The number of infections in children under five has fallen steadily since 1998, when there were 943 notified cases. By 2004 that total had dropped to 703 cases, and in the first six months of this year only 221 cases were reported, said Health Minister José Saraiva Felipe, presenting this year s Epidemiological Bulletin on AIDS and STDs Wednesday, on the eve of World AIDS Day (Dec. 1).
These impressive results are due to the prevention and control programme launched by the government in the mid-1990s, but there is still much to be done if the goal of reducing vertical transmission to almost zero over the next three years is to be achieved, he acknowledged.
The annual statistical bulletin states that 371,827 cases of HIV/AIDS were registered in Brazil between 1980 and June 2005. There has also been a reduction in new cases among young adults and intravenous drug users, but in contrast there has been an increase in infections in women of all ages and in men over the age of 40.
In order to reduce vertical transmission, several aspects of care need to be strengthened, but the key factor is early access by pregnant women to AIDS tests in order to diagnose the disease on time for them to receive the necessary treatment, said Débora Fontenelle, a doctor at the Pedro Ernesto university hospital in Rio de Janeiro.
The Brazilian Interdisciplinary AIDS Association (ABIA) recently complained that AIDS tests carried out at the specialised centres in Rio de Janeiro take an extremely long time, and that results are sometimes delayed by up to six months, by which time the baby is born. Many women do not even bother to pick up the results, says ABIA.
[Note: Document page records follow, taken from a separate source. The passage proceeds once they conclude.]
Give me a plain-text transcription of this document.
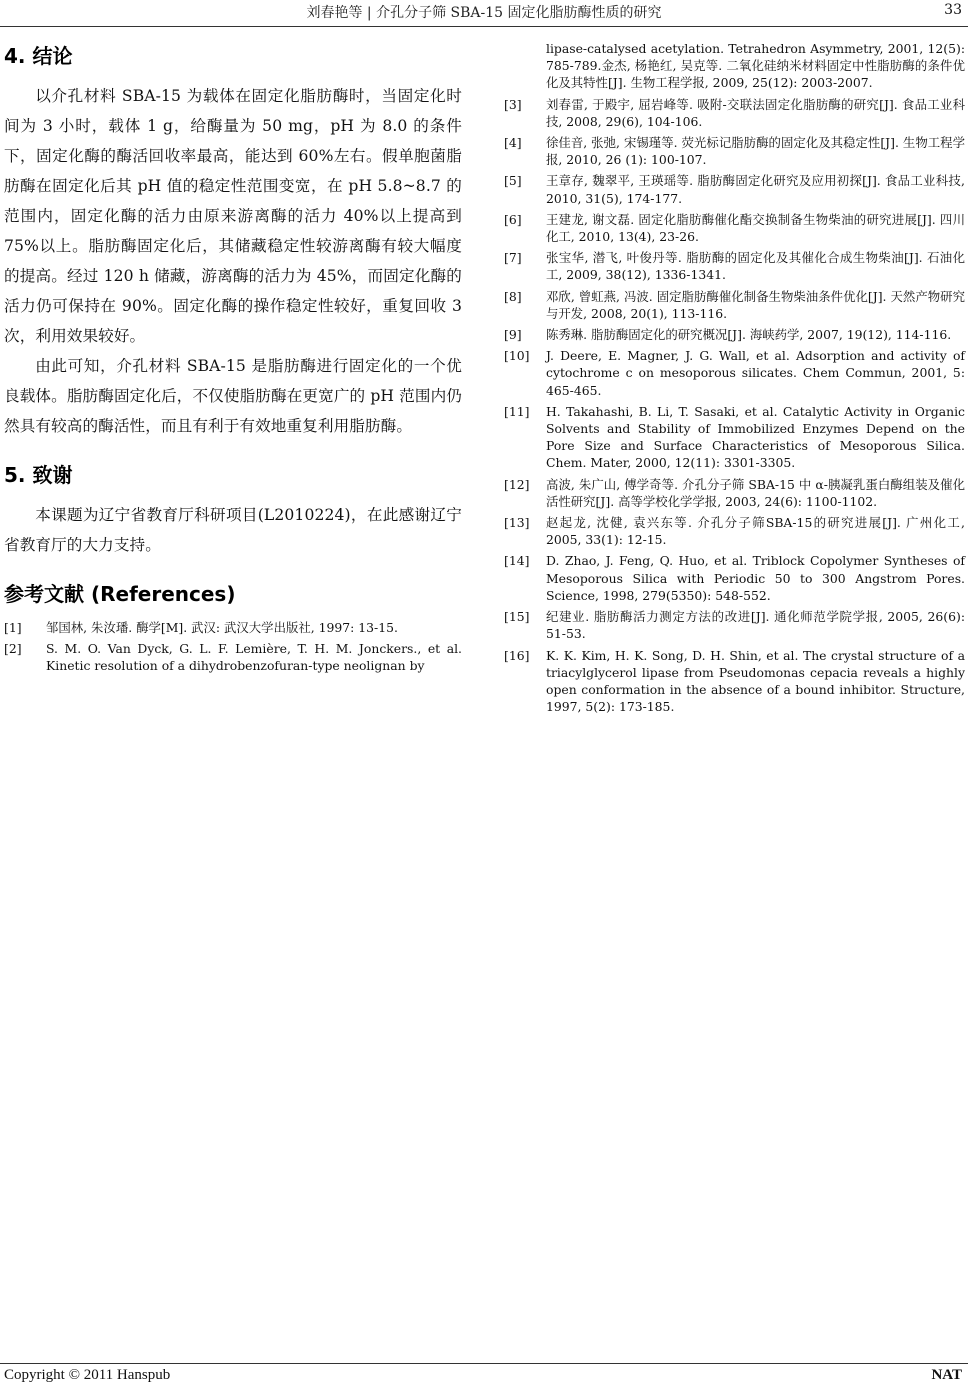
刘春艳等 | 介孔分子筛 SBA-15 固定化脂肪酶性质的研究	33
4. 结论

以介孔材料 SBA-15 为载体在固定化脂肪酶时，当固定化时间为 3 小时，载体 1 g，给酶量为 50 mg，pH 为 8.0 的条件下，固定化酶的酶活回收率最高，能达到 60%左右。假单胞菌脂肪酶在固定化后其 pH 值的稳定性范围变宽，在 pH 5.8~8.7 的范围内，固定化酶的活力由原来游离酶的活力 40%以上提高到 75%以上。脂肪酶固定化后，其储藏稳定性较游离酶有较大幅度的提高。经过 120 h 储藏，游离酶的活力为 45%，而固定化酶的活力仍可保持在 90%。固定化酶的操作稳定性较好，重复回收 3 次，利用效果较好。

由此可知，介孔材料 SBA-15 是脂肪酶进行固定化的一个优良载体。脂肪酶固定化后，不仅使脂肪酶在更宽广的 pH 范围内仍然具有较高的酶活性，而且有利于有效地重复利用脂肪酶。

5. 致谢

本课题为辽宁省教育厅科研项目(L2010224)，在此感谢辽宁省教育厅的大力支持。

参考文献 (References)
[1] 邹国林, 朱汝璠. 酶学[M]. 武汉: 武汉大学出版社, 1997: 13-15.
[2] S. M. O. Van Dyck, G. L. F. Lemière, T. H. M. Jonckers., et al. Kinetic resolution of a dihydrobenzofuran-type neolignan by
lipase-catalysed acetylation. Tetrahedron Asymmetry, 2001, 12(5): 785-789.金杰, 杨艳红, 吴克等. 二氧化硅纳米材料固定中性脂肪酶的条件优化及其特性[J]. 生物工程学报, 2009, 25(12): 2003-2007.
[3] 刘春雷, 于殿宇, 屈岩峰等. 吸附-交联法固定化脂肪酶的研究[J]. 食品工业科技, 2008, 29(6), 104-106.
[4] 徐佳音, 张弛, 宋锡瑾等. 荧光标记脂肪酶的固定化及其稳定性[J]. 生物工程学报, 2010, 26 (1): 100-107.
[5] 王章存, 魏翠平, 王瑛瑶等. 脂肪酶固定化研究及应用初探[J]. 食品工业科技, 2010, 31(5), 174-177.
[6] 王建龙, 谢文磊. 固定化脂肪酶催化酯交换制备生物柴油的研究进展[J]. 四川化工, 2010, 13(4), 23-26.
[7] 张宝华, 潜飞, 叶俊丹等. 脂肪酶的固定化及其催化合成生物柴油[J]. 石油化工, 2009, 38(12), 1336-1341.
[8] 邓欣, 曾虹燕, 冯波. 固定脂肪酶催化制备生物柴油条件优化[J]. 天然产物研究与开发, 2008, 20(1), 113-116.
[9] 陈秀琳. 脂肪酶固定化的研究概况[J]. 海峡药学, 2007, 19(12), 114-116.
[10] J. Deere, E. Magner, J. G. Wall, et al. Adsorption and activity of cytochrome c on mesoporous silicates. Chem Commun, 2001, 5: 465-465.
[11] H. Takahashi, B. Li, T. Sasaki, et al. Catalytic Activity in Organic Solvents and Stability of Immobilized Enzymes Depend on the Pore Size and Surface Characteristics of Mesoporous Silica. Chem. Mater, 2000, 12(11): 3301-3305.
[12] 高波, 朱广山, 傅学奇等. 介孔分子筛 SBA-15 中 α-胰凝乳蛋白酶组装及催化活性研究[J]. 高等学校化学学报, 2003, 24(6): 1100-1102.
[13] 赵起龙, 沈健, 袁兴东等. 介孔分子筛SBA-15的研究进展[J]. 广州化工, 2005, 33(1): 12-15.
[14] D. Zhao, J. Feng, Q. Huo, et al. Triblock Copolymer Syntheses of Mesoporous Silica with Periodic 50 to 300 Angstrom Pores. Science, 1998, 279(5350): 548-552.
[15] 纪建业. 脂肪酶活力测定方法的改进[J]. 通化师范学院学报, 2005, 26(6): 51-53.
[16] K. K. Kim, H. K. Song, D. H. Shin, et al. The crystal structure of a triacylglycerol lipase from Pseudomonas cepacia reveals a highly open conformation in the absence of a bound inhibitor. Structure, 1997, 5(2): 173-185.
Copyright © 2011 Hanspub	NAT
If the expectant mother is unaware of her HIV-positive status, the precautions needed before and during labour are not taken, making it much more difficult to avoid transmission to the baby. Even less useful is to receive an HIV-positive result after childbirth, when the baby has already been breast-fed, remarked Fontenelle.
Even so, she said she knew of a case in which a baby was breast-fed for months yet was not infected, either by luck or because the mother had a low viral load due to being recently infected.
The STD/AIDS programme has announced it will distribute 50,000 kits for rapid diagnosis of pregnant women in the poorest states of northeastern Brazil, as part of a campaign supported by the United Nations Children s Fund (Unicef) which also seeks to prevent AIDS in adolescents
It is currently estimated that 70 percent of pregnant women in this country of 184 million undergo an AIDS test. But access to the tests, and to information about HIV/AIDS, is more limited in poor, remote regions.
The problem in Roraima, a state in the extreme north of Brazil, is not so much the availability of tests nor the delays in receiving results, which arrive in 20 or 30 days, but that many women are afraid of the diagnosis and refuse to be tested, Sumaia dos Santos Dias told IPS. Dos Santos Dias is responsible for the local STD/AIDS programme s preventive actions and medication, and is herself seropositive.
There are still prejudices, and people fear discrimination in small towns and villages where everybody knows everybody else, explained Dos Santos Dias, who is also an activist in the NGO Association for the Struggle for Life (Associação de Luta pela Vida). Our job is to convince pregnant women to have the test done, but we can t force them.